You really need to be a go-getter. You will probably face a lot of rejection – there were so many positions that I haven’t heard back from or got rejected from – but you have to keep applying. Also focus on any other skills that you have. For example, if you have training or teaching experience previously, emphasise that. You don’t need to have any previous English teaching experience to get a job afterwards with the CELTA – I didn’t! Also highlight your skills of professionalism, punctuality, time management, communication, interpersonal … the soft skills that you have gained in previous experience. Lastly, network! Your trainers could have connections, so it’s always good to have an informational interview chat with them. Connect with other people in the industry and ask around when most companies hire. Also use the materials that they provide you for both job resources websites and interview guides. That’s something that helped me! 

11.  Any recommendations for celta graduates?

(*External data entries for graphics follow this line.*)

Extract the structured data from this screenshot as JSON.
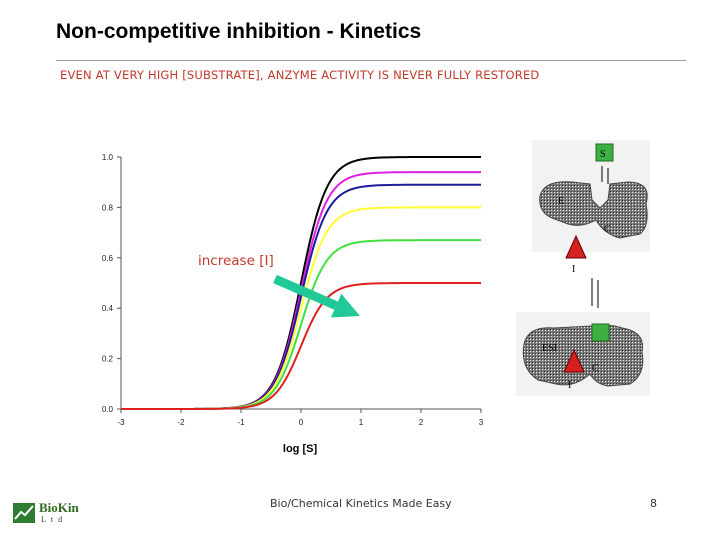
{
  "slide": {
    "title": "Non-competitive inhibition - Kinetics",
    "subtitle": "EVEN AT VERY HIGH [SUBSTRATE], ANZYME ACTIVITY IS NEVER FULLY RESTORED",
    "footer_text": "Bio/Chemical Kinetics Made Easy",
    "page_number": "8"
  },
  "logo": {
    "name": "BioKin",
    "suffix": "Ltd"
  },
  "diagram": {
    "labels": {
      "substrate": "S",
      "enzyme": "E",
      "catalytic_site": "C",
      "inhibitor": "I",
      "complex": "ESI"
    },
    "colors": {
      "substrate": "#3cb043",
      "inhibitor": "#d42020"
    }
  },
  "chart_data": {
    "type": "line",
    "title": "",
    "xlabel": "log [S]",
    "ylabel": "",
    "xlim": [
      -3,
      3
    ],
    "ylim": [
      0,
      1.0
    ],
    "xticks": [
      "-3",
      "-2",
      "-1",
      "0",
      "1",
      "2",
      "3"
    ],
    "yticks": [
      "0.0",
      "0.2",
      "0.4",
      "0.6",
      "0.8",
      "1.0"
    ],
    "grid": false,
    "annotation": "increase [I]",
    "arrow_color": "#20c997",
    "series": [
      {
        "color": "#000000",
        "vmax": 1.0,
        "x": [
          -3,
          -2,
          -1,
          -0.5,
          0,
          0.5,
          1,
          2,
          3
        ],
        "y": [
          0.001,
          0.01,
          0.091,
          0.24,
          0.5,
          0.76,
          0.909,
          0.99,
          0.999
        ]
      },
      {
        "color": "#e020e0",
        "vmax": 0.94,
        "x": [
          -3,
          -2,
          -1,
          -0.5,
          0,
          0.5,
          1,
          2,
          3
        ],
        "y": [
          0.001,
          0.009,
          0.085,
          0.226,
          0.47,
          0.714,
          0.855,
          0.931,
          0.939
        ]
      },
      {
        "color": "#1c1c9c",
        "vmax": 0.89,
        "x": [
          -3,
          -2,
          -1,
          -0.5,
          0,
          0.5,
          1,
          2,
          3
        ],
        "y": [
          0.001,
          0.009,
          0.081,
          0.214,
          0.445,
          0.676,
          0.809,
          0.881,
          0.889
        ]
      },
      {
        "color": "#ffff30",
        "vmax": 0.8,
        "x": [
          -3,
          -2,
          -1,
          -0.5,
          0,
          0.5,
          1,
          2,
          3
        ],
        "y": [
          0.001,
          0.008,
          0.073,
          0.192,
          0.4,
          0.608,
          0.727,
          0.792,
          0.799
        ]
      },
      {
        "color": "#40e040",
        "vmax": 0.67,
        "x": [
          -3,
          -2,
          -1,
          -0.5,
          0,
          0.5,
          1,
          2,
          3
        ],
        "y": [
          0.001,
          0.007,
          0.061,
          0.161,
          0.335,
          0.509,
          0.609,
          0.663,
          0.669
        ]
      },
      {
        "color": "#e02020",
        "vmax": 0.5,
        "x": [
          -3,
          -2,
          -1,
          -0.5,
          0,
          0.5,
          1,
          2,
          3
        ],
        "y": [
          0.0,
          0.005,
          0.045,
          0.12,
          0.25,
          0.38,
          0.455,
          0.495,
          0.5
        ]
      }
    ]
  }
}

One thing I would say that really helped me was that I started looking for jobs while we were still doing the CELTA. I would say to be proactive and start to apply from mid-way of the CELTA course. Also, because I didn’t have any English teaching experience prior to the CELTA I searched up volunteer programs online. I found a volunteer-run school near my house that I got in touch with and started teaching classes (they were looking for teachers) towards the end of my CELTA. This way I was able to get in person teaching experience as well as experience teaching English.. I also signed up for an online volunteer program through an international NGO that helps people in war-torn areas learn English for different reasons. This merged both my development background and the CELTA course, which I loved. I am still involved with the organisation and the program today! 

12.  Tayba, you got a full job with benefits so soon after graduating. Can you talk about the steps, what suggestions you give to getting to where you have gotten to, and the experience of working with ILSC Toronto?

I got hired a month after I finished the CELTA course with ILSC Toronto. I actually connected with the academic manager through my CELTA trainer. During the spring/summer seasons, companies are generally hiring – because there are a lot of international students that come to learn English. I was hired as a substitute teacher. This is also very common in most companies. You would get hired as a substitute, summer or seasonal teacher. You have to be patient because it depends on the number of students on any class availability. In the summer you usually have a full schedule everyday because teachers are always on vacation, or sick and there are a lot of students – so they have to create more classes. But as the months go on, that’s not always the case and you could sometimes have 1 class only or be substituting. You have to be willing to be patient, go with the flow and accept the classes that you have. As well, you should be ready to accept any substitute classes that are offered to you. It shows that they are able to rely on you and that you want to work at the school. You should also be friendly, participate in activities, go to PD workshops, and even lead activities when you can. If you are patient and flexible and willing to put in the work, it would eventually lead to a permanent position. I love working at ILSC Toronto. First of all it is unionized so the classes don’t have more than 17 students! Also the technology in the classrooms is great and the teachers are amazing.They are very helpful and supportive and the overall environment is great. I have also made some good friendships from ILSC which I am grateful for.